Under the last two counts, defendants are charged under Administrative Code § 26-248 (g). For similar reasons, offenses under the aforementioned subdivision (g) are ones of strict liability. The general intent of the Code to hold owners strictly liable for certain violations coupled with the lack of scienter in subdivision (g) while including a mental culpability element in subdivision (d) warrants this conclusion.

However, one last comment regarding the defendants’ arguments is in order. The defendants are correct to the extent that they argue that the act to violate the statute, or in this case the omission to act, must be willful,2 that is, a deliberate and voluntary act. Even under a theory of strict liability, the minimum requirement of a voluntary act has been interpreted to require scienter in the act itself. (See, People v Munoz, 9 NY2d 51 [1961], supra; People v Byrne, 77 NY2d 460 [1991]; People v Hamburg Chrysler Plymouth, 43

*489NY2d 680 [1977], supra; People v Flushing Hosp. & Med.
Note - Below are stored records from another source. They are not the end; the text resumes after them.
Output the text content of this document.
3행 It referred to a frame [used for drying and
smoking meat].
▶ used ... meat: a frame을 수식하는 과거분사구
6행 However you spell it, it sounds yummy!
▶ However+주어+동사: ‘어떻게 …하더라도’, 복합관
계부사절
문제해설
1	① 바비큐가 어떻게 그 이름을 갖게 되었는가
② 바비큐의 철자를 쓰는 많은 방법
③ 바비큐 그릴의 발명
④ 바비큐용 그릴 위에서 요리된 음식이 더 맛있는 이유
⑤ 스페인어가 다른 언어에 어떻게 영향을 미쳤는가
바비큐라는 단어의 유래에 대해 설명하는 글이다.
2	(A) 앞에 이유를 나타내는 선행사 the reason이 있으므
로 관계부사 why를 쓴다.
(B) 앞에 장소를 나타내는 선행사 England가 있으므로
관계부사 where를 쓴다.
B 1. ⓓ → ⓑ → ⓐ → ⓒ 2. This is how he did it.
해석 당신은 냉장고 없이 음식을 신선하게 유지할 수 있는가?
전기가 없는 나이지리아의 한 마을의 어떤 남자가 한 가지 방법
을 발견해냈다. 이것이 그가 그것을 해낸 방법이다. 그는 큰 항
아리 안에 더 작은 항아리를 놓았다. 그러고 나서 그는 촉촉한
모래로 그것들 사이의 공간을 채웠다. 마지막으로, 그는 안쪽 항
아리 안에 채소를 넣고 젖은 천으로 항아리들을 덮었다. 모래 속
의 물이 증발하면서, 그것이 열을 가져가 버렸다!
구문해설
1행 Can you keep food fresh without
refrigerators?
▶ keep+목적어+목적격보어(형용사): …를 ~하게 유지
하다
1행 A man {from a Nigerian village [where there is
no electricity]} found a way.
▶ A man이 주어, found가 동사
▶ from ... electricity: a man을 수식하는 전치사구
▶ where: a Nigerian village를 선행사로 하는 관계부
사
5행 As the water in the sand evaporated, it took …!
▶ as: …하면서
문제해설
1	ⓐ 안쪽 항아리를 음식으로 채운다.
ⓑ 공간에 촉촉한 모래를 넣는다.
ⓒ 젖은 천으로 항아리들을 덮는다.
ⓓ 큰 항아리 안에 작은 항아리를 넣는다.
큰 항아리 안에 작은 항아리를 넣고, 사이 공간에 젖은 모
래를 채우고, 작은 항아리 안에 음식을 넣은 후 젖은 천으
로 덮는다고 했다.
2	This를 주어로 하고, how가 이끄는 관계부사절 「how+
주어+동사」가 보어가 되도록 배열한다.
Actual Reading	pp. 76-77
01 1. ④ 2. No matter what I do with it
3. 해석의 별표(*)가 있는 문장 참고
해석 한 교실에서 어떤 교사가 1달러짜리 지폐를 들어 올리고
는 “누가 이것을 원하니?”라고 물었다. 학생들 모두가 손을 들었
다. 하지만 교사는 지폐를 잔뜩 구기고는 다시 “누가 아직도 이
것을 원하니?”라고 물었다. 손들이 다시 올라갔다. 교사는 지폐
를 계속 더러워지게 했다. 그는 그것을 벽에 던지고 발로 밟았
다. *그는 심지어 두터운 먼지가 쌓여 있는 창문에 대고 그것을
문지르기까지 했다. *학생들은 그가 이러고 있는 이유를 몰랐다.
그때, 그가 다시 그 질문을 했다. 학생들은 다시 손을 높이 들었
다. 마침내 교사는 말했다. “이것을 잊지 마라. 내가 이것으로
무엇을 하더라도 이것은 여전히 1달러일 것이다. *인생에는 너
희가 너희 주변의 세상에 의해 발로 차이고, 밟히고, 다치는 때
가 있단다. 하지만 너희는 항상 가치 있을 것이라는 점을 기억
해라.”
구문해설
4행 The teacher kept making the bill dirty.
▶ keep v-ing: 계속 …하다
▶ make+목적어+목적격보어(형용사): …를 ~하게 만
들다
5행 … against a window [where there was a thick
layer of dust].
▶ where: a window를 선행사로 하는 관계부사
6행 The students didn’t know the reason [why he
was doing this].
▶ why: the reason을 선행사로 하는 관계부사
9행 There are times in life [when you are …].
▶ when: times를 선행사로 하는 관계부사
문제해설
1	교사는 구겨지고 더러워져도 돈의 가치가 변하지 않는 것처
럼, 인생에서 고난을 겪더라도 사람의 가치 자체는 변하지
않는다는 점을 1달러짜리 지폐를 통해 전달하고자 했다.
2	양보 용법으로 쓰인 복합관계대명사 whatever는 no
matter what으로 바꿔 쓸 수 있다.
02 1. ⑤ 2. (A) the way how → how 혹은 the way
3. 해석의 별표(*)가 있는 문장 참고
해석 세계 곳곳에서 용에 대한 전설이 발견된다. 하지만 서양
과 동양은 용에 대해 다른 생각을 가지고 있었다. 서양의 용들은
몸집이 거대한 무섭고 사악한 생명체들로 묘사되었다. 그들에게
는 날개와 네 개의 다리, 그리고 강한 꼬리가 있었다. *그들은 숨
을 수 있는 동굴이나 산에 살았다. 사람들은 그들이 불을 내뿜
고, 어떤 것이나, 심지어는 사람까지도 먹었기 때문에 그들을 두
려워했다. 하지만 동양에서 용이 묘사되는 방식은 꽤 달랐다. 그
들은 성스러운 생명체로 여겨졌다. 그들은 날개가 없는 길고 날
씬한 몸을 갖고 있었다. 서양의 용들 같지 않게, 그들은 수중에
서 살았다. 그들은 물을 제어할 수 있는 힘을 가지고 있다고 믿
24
Center; 122 Misc 2d 260 [Crim Ct, Queens County 1983].) Thus, even though defendants are charged with strict liability offenses, the People at trial are required to prove that the specified violations occurred and that the owners willfully failed in their duty to maintain the premises in compliance therewith.

[Portions of opinion omitted for purposes of publication.]

. Public Health Law § 2805-b (2) (a) provides: "In cities with a population of one million or more * * * a general hospital shall provide emergency medical care and treatment to all persons in need of such care and treatment who arrive at the entrance to such hospital therefor. Any general hospital which fails to provide such treatment shall be guilty of a misdemeanor.”

. This argument is buttressed by a memorandum in support of the legislative enactment of section 26-248 (d) and (g) from a representative of the City Council, which states the enactments will be a deterrent to those who knowingly violate the laws.